- Born: Maurice Ward 30 November 1899 Shipley, Yorkshire, England
- Died: 20 February 1957 (aged 57) London, England
- Genres: Classical
- Occupation: Musician
- Instruments: Viola, Violin
- Formerly of: London Philharmonic Orchestra, Covent Garden Opera Orchestra, The Hallé Orchestra.

= Maurice Ward (musician) =

English violist (1899–1957)

Maurice Ward (1899–1957) was a British violist and violinist. He was principal violist with the London Philharmonic Orchestra and the Covent Garden Opera Orchestra, and was a violinist and violist with The Hallé Orchestra.

==Life==
Maurice Ward was born in Shipley, Yorkshire on 30 November 1899. His father Ernest was an accountant and his grandfather Thomas Ward was a professor of music and a draper. His mother Blanche Ethel Boyes was the daughter of the painter William Joseph Boyes. His sister Margaret was a violinist who played with the Liverpool Philharmonic Society Orchestra and the William Rees Orchestra.

==Career==
Little is known of his early musical studies, as the family moved to Canada in 1913. They returned to England in the late 1910s when Maurice joined the Royal Manchester College of Music (RMCM), studying violin with Adolph Brodsky and graduating in 1923. Upon leaving the RMCM he played violin with The Hallé Orchestra and played with a number of string quartets, most notably the Leonard Hirsch Quartet, the Catterall Quartet, and the 2ZY String Quartet, (later titled the Hyden String Quartet), and the Edith Robinson Quartet. He also played viola with these quartets and took viola lessons with the distinguished violist Lionel Tertis.
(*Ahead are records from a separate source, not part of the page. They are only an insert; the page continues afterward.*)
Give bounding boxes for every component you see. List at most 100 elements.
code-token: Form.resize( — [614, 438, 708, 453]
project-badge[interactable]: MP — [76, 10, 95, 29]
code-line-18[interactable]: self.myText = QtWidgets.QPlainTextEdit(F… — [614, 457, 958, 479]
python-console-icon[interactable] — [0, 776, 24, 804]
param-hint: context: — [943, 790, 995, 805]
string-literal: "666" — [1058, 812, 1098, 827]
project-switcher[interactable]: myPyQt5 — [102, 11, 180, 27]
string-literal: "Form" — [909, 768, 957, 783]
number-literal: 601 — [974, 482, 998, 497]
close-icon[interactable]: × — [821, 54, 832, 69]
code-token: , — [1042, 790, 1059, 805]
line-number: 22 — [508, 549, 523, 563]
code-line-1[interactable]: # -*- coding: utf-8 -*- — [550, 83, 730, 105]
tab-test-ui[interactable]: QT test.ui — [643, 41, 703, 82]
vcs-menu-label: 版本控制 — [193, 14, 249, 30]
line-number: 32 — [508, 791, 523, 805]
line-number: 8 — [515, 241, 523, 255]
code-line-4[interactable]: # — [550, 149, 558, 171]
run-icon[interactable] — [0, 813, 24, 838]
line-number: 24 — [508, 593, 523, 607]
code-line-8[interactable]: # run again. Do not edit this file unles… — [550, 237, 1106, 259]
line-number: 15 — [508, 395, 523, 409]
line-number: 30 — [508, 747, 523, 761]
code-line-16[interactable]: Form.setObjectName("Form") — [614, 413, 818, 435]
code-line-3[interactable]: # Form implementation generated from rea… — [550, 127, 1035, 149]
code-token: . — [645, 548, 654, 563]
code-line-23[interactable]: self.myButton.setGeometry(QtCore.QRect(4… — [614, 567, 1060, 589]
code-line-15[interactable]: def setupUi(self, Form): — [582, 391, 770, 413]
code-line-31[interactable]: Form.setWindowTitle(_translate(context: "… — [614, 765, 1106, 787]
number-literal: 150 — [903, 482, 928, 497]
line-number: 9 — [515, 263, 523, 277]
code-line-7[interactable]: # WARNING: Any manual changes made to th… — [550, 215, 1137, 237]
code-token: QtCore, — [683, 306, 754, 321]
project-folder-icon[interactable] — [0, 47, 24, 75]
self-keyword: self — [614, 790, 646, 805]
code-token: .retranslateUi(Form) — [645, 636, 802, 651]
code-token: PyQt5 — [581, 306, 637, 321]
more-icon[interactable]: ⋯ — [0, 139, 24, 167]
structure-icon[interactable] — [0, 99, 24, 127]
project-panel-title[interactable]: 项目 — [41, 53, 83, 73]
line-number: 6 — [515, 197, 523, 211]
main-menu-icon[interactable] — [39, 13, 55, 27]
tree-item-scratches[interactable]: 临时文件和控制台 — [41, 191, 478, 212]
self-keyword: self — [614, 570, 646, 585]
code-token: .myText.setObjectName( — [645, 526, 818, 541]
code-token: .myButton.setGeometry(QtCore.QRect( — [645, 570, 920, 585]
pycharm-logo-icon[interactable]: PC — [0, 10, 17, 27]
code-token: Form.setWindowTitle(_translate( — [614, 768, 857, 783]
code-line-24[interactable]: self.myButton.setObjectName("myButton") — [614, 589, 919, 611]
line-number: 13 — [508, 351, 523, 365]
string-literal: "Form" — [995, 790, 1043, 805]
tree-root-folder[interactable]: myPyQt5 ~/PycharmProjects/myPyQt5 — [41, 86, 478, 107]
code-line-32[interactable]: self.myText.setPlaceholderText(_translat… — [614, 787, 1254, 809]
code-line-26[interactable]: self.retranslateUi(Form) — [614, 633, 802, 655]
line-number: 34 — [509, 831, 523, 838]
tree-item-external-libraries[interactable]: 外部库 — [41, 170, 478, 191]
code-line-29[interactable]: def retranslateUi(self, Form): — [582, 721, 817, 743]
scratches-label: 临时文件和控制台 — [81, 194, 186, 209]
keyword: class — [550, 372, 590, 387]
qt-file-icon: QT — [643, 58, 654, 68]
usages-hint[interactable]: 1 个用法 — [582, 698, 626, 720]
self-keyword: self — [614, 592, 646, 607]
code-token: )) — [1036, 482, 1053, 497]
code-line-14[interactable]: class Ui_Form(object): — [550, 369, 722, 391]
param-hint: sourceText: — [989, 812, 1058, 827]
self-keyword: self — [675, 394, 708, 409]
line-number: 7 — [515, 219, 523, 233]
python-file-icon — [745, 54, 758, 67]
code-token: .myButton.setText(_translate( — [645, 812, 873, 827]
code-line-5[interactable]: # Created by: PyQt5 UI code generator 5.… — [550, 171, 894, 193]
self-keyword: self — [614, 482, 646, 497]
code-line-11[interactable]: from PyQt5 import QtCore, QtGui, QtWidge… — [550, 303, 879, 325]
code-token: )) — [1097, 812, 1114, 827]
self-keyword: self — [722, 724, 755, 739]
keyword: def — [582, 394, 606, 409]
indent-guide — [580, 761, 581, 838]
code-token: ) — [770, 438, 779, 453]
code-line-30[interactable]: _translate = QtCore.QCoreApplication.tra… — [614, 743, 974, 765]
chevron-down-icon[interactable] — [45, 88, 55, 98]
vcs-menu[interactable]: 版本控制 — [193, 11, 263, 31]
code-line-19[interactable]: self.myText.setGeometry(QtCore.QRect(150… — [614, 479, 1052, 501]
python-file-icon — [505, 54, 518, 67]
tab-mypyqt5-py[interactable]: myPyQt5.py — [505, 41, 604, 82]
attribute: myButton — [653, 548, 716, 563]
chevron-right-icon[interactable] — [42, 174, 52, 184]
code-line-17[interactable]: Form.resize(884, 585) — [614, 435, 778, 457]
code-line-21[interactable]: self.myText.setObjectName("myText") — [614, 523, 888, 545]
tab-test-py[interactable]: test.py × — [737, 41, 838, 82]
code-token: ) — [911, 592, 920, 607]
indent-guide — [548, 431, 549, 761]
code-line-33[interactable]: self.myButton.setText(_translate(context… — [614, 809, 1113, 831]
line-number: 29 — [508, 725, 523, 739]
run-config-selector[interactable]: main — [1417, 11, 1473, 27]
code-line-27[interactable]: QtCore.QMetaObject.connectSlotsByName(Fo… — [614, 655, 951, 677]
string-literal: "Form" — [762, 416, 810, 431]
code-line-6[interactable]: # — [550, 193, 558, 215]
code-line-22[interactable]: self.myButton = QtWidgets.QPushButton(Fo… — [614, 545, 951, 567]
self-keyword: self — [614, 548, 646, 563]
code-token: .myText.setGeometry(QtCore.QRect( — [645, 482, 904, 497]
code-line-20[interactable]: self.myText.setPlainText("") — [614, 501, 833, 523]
At the Free Trade Hall in Manchester in 1932, Ward played Richard Strauss's symphonic poem for 'cello, viola and orchestra, Don Quixote (Op.35) with Stuart Knussen and The Hallé, conducted by Hamilton Harty. After Harty's death in 1941 Ward wrote an appreciation of him in the London Philharmonic Post.

In 1932, with Sir Thomas Beecham, he helped found the London Philharmonic Orchestra.

At the BBC Proms in July 1942, Ward played the obbligato part to Henry Wood's arrangement of the aria, Stein, der über alle Schätze (Stone, Above All Others Treasured) from Bach's Cantata No. 152, Tritt auf die Glaubensbahn, (BWV 152). Elsie Suddaby was the vocal soloist, with Henry Wood conducting.

In November 1943, Ward performed Mozart's Sinfonia Concertante with the violinist Jean Pougnet, accompanied by the Royal Philharmonic Society Orchestra under Sir Adrian Boult. Also in November 1943, at Wolverhampton Civic Hall, Ward performed a new Sonatina for Viola and Piano, specially written for him by his friend, the composer Thomas Baron Pitfield. Frank Merrick, a former tutor of Ward at the RMCM, was the pianist.

In 1953 he was selected by Sir Adrian Boult to play in the orchestra for the Coronation of Elizabeth II.

He died on 20 February 1957, the 10th anniversary of his marriage to his second wife, having collapsed at a rehearsal at the Royal Opera House.

Ward appeared in the 1943 film Battle for Music (directed by Donald Taylor). The film is set in the year 1939 and highlights the struggle the London Philharmonic Orchestra was going through to make ends meet. Following a meeting of creditors of the LPO, the players form a new company and arrange bookings themselves.
In the film, in a response to Thomas Russell of the orchestral committee, when Russell (later to become manager of the LPO) is suggesting a tour to raise funds, Ward says:
I hope it does come off Tom. We're not impatient but we haven't earned a cent for months. And we can't live on air – at least I can't. We know you members of the committee can't work miracles and we'll stick to the bitter end, but it’s a wise man who knows when it is the end.